The ferry horn sounds across the harbor, the same sound I've heard since childhood, but these days it carries a different weight. We stand on these docks watching the same political dramas play out, season after season, while the water rises and the real work goes undone.
I remember when politics felt like it mattered – when we believed campaigns could change things. Now we watch from the sidelines, the same faces rotating through positions, the same promises made and broken. The hashtags trend for a week, the anger flares, then it all settles back into the same patterns. The real issues – the medicine shortages, the jobs that don't exist, the houses we can't afford – these continue like the tide, relentless and unchanging.
What strikes me most isn't the scandals or the diplomatic blunders, but the silence that follows.
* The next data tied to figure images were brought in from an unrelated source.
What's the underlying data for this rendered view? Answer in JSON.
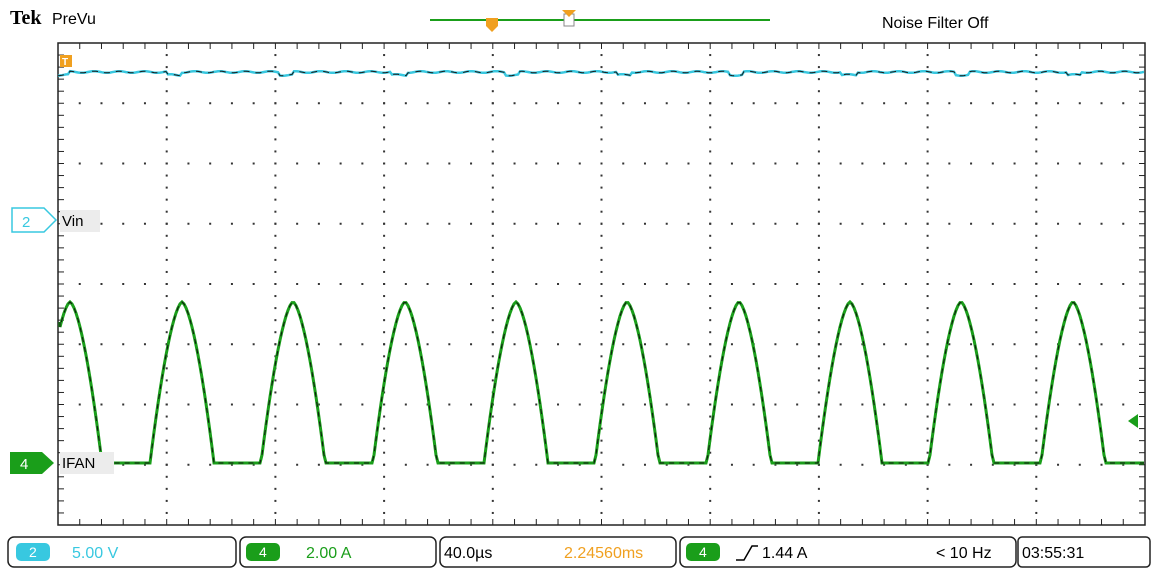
{
  "header": {
    "brand": "Tek",
    "mode": "PreVu",
    "noise_filter": "Noise Filter Off"
  },
  "channels": [
    {
      "number": "2",
      "label": "Vin",
      "scale": "5.00 V",
      "color": "#38c8e0"
    },
    {
      "number": "4",
      "label": "IFAN",
      "scale": "2.00 A",
      "color": "#1a9e1a"
    }
  ],
  "status_bar": {
    "timebase": "40.0µs",
    "trigger_position": "2.24560ms",
    "trigger_channel": "4",
    "trigger_slope_symbol": "↗",
    "trigger_level": "1.44 A",
    "frequency": "< 10 Hz",
    "time": "03:55:31"
  },
  "colors": {
    "ch2": "#38c8e0",
    "ch4": "#1a9e1a",
    "trigger": "#f0a020",
    "grid": "#222222"
  },
  "chart_data": {
    "type": "line",
    "grid": {
      "divisions_x": 10,
      "divisions_y": 8
    },
    "series": [
      {
        "name": "Vin",
        "description_points": "flat line near top with small periodic dips"
      },
      {
        "name": "IFAN",
        "pulse_count": 10
      }
    ]
  }
}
The way we all know what's happening, yet no one speaks of it directly. We mention it in passing at the tea shop, in lowered voices on the ferry, in the sideways glances when another relative gets appointed to another position. We've grown tired of shouting into the wind.
Yet there's something quietly resilient in this silence. It's not surrender, but a different kind of knowing. We've learned that change doesn't come from campaigns or hashtags, but from the small, persistent acts of living – from the teachers showing up to classrooms despite the politics, from the fishermen heading out to sea regardless of who's in power, from parents making meals stretch further when prices rise.
The principals gather for their conference, and I wonder if they feel this same tension – the gap between the official priorities and the reality in their schools. Between the political theater and the children who need education, healthcare, futures. We keep building our lives around the politics, learning to navigate the currents without being swept away.
Maybe this quiet persistence is our real strength. Not the loud campaigns or the diplomatic statements, but the determination to keep living, keep working, keep hoping despite it all. We're still here, still moving, still finding ways to smile when the sea gets rough. And perhaps that's the most powerful statement we can make.